RAUSP Management Journal (Feb 2022)
Countries’ governance and competitiveness: business environment mediating effect
Abstract
Purpose – The purpose of this study is to analyze how institutional governance and business environment affect countries’ competitiveness and their relative importance. Design/methodology/approach – In this paper, the authors analyze how institutional governance and business environment affect countries’ competitiveness, their relative importance and what are the implications for Brazil. The authors have collected data from 131 countries related to the institutional governance, business environment and competitiveness of these countries. For the analysis of the mentioned influences, the technique of partial least squares structural equations modeling is used. Findings – Results indicate that the main role in countries’ competitiveness is played by the quality of institutional governance.
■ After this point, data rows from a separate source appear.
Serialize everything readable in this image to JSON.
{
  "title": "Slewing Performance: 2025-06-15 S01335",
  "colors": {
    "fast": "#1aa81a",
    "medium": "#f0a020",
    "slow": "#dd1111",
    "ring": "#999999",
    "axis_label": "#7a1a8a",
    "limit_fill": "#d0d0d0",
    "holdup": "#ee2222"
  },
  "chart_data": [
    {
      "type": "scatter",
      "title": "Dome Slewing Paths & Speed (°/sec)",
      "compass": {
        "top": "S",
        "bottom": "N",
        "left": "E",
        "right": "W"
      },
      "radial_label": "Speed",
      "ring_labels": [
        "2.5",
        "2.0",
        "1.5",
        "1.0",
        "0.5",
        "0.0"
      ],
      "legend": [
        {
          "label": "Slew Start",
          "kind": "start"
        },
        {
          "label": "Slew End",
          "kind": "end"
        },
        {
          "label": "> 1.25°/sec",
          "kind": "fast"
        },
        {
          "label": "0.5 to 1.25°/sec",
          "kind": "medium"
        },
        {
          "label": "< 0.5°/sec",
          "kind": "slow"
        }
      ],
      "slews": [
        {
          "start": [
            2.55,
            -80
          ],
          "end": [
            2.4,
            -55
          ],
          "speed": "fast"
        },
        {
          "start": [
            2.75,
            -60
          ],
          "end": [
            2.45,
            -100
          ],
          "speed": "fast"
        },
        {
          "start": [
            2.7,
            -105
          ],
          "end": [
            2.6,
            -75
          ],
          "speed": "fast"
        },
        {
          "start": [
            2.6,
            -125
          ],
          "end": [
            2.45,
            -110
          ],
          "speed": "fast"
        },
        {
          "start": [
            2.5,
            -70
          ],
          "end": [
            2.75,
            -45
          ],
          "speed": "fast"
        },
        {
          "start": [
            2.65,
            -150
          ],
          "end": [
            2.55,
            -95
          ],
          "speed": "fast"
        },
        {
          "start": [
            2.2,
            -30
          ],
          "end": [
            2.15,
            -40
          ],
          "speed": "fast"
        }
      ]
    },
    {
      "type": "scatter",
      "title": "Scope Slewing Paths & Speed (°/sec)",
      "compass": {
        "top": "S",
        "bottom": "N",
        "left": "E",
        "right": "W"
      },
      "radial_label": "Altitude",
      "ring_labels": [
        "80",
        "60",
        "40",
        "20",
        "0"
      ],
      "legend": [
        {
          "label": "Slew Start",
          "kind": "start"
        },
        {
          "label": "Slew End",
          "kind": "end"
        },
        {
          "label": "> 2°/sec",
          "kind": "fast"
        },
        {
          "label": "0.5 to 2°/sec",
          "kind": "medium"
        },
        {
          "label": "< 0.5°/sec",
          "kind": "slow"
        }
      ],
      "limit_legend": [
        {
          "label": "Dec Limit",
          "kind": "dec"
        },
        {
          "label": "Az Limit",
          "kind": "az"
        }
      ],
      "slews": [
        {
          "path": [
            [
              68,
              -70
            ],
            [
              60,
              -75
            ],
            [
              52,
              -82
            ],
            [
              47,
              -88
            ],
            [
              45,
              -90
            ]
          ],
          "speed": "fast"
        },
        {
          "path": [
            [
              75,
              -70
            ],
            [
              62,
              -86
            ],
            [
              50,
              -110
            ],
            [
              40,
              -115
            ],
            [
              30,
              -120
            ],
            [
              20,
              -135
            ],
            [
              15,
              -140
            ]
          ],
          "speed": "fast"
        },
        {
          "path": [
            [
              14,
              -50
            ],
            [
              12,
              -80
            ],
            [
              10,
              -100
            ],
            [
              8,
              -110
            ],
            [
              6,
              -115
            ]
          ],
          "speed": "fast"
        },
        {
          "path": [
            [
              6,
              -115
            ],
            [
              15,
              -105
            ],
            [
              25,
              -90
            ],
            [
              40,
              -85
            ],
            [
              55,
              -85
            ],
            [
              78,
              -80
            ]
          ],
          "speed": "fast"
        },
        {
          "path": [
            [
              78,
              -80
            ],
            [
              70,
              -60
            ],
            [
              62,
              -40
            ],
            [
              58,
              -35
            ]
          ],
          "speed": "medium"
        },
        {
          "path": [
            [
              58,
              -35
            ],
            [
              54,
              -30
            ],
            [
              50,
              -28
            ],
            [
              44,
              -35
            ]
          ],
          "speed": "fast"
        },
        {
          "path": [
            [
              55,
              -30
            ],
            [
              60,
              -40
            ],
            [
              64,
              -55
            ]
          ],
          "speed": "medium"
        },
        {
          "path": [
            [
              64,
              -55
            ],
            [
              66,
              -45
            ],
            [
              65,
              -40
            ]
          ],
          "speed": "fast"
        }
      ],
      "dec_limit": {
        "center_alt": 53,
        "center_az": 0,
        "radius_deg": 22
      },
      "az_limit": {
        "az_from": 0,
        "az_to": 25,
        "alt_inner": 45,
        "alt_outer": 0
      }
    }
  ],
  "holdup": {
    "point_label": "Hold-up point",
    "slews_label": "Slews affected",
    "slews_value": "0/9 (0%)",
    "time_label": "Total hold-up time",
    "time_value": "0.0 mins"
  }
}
The quality of the business environment reinforces the positive effect of the quality of institutional governance on countries’ competitiveness (mediation effect). Brazil has poor governance quality indicators when compared to high-middle income countries, especially regarding government effectiveness, political stability and control of corruption. Research limitations/implications – The study provides a better understanding of the relative importance of governance quality and business environment quality for countries’ competitiveness. One limitation of this study is that the research was restricted to data related to the year 2019. Practical implications – For strategists and decision-makers, understanding these effects on countries’ competitiveness and their relative importance is fundamental to understanding what makes their companies internationally competitive. Social implications – The presence and appreciation of institutional governance quality need to be cultivated in society. Originality/value – Instead of using the original diamond model, which presents circular relationships, the authors have used the business environment construct, composed of elements of the diamond model to test the relationships between the quality of institutional governance, competitiveness and the business environment.